Background-Patients with peripheral arterial disease often experience treatment failure from restenosis at the site of a prior peripheral endovascular intervention (PVI) or lower extremity bypass (LEB). The impact of these treatment failures on the utilization and outcomes of secondary interventions is poorly understood. Methods and Results-In our regional vascular quality improvement collaborative, we compared 2350 patients undergoing primary infrainguinal LEB with 1154 patients undergoing secondary infrainguinal LEB (LEB performed after previous revascularization in the index limb) between 2003 and 2011. The proportion of patients undergoing secondary LEB increased by 72% during the study period (22% of all LEBs in 2003 to 38% in 2011, P<0.001). In-hospital outcomes, such as myocardial infarction, death, and amputation, were similar between primary and secondary LEB groups. However, in both crude and propensity-weighted analyses, secondary LEB was associated with significantly inferior 1-year outcomes, including major adverse limb event-free survival (composite of death, new bypass graft, surgical bypass graft revision, thrombectomy/thrombolysis, or above-ankle amputation; Secondary LEB MALE-free survival = 61.6% vs primary LEB MALE-free survival = 67.5%, P=0.002) and reintervention or amputation-free survival (composite of death, reintervention, or above-ankle amputation; Secondary LEB RAO-free survival = 58.9% vs Primary LEB RAO-free survival 64.1%, P=0.003).
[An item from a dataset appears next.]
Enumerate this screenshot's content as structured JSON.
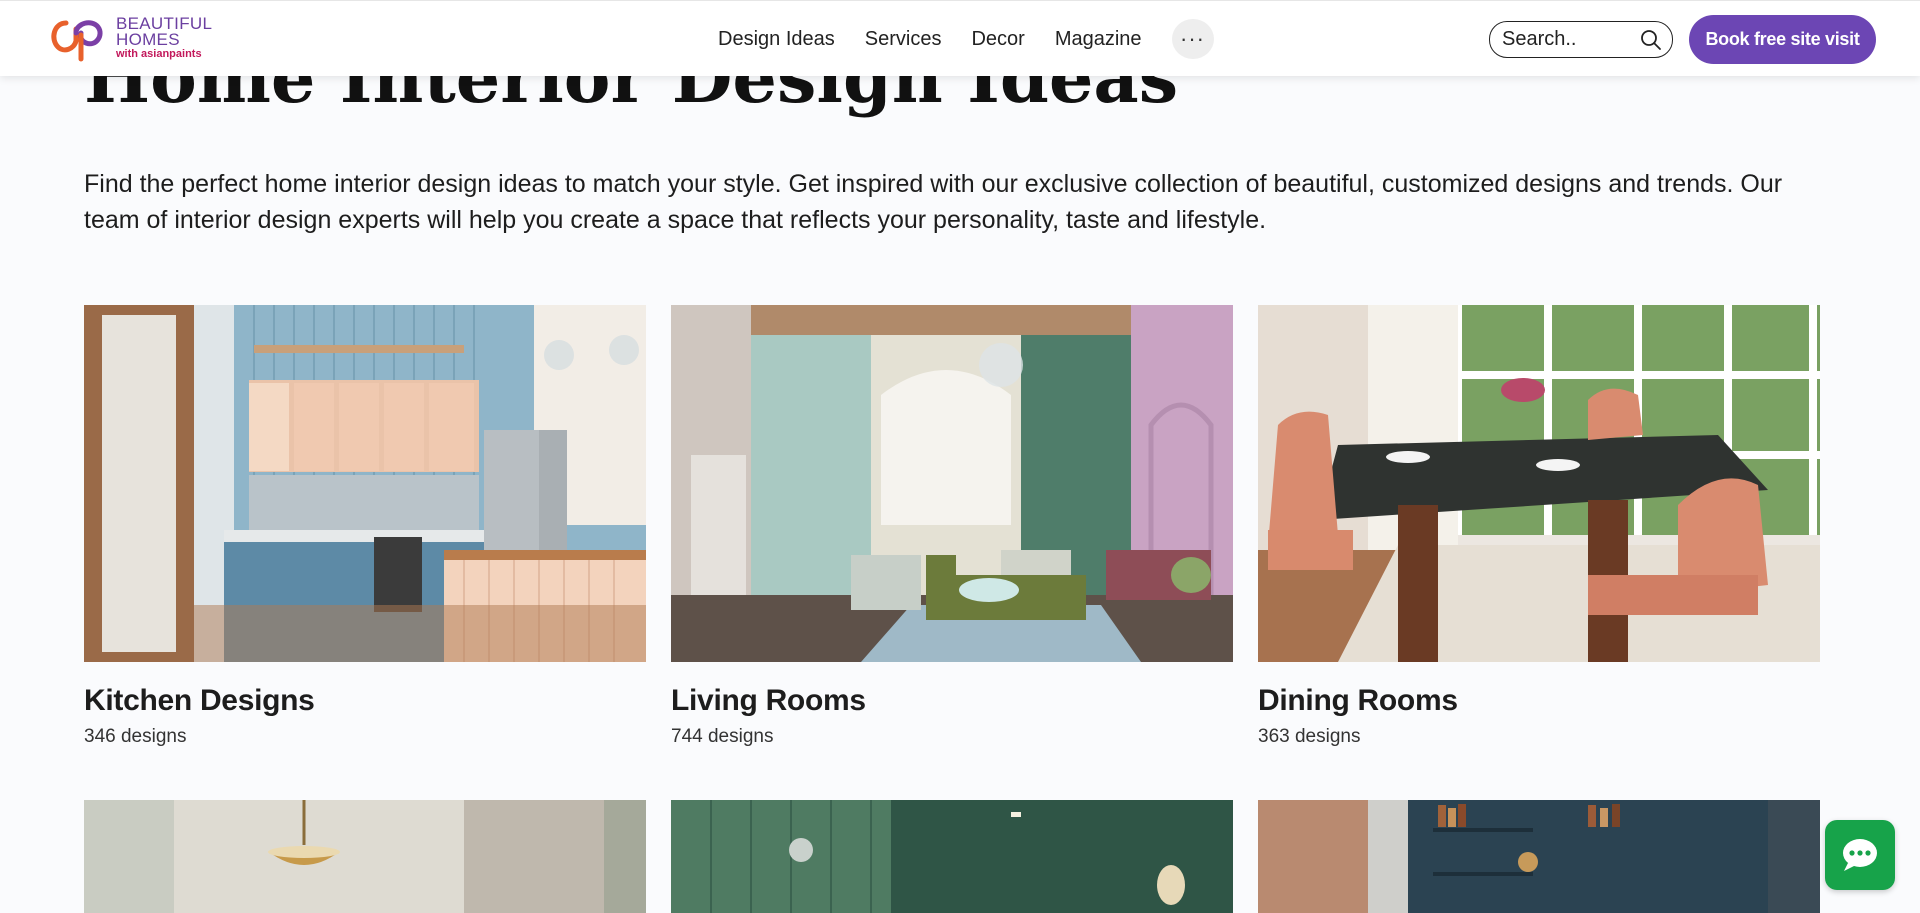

Inferior outcomes for secondary LEB were observed regardless of the prior failed treatment type (PVI or LEB). Conclusions-In an era of increasing utilization of PVI, a growing proportion of patients undergo LEB in the setting of a prior failed PVI or surgical bypass. When caring for patients with peripheral arterial disease, physicians should recognize that first treatment failure (PVI or LEB) affects the success of subsequent revascularizations.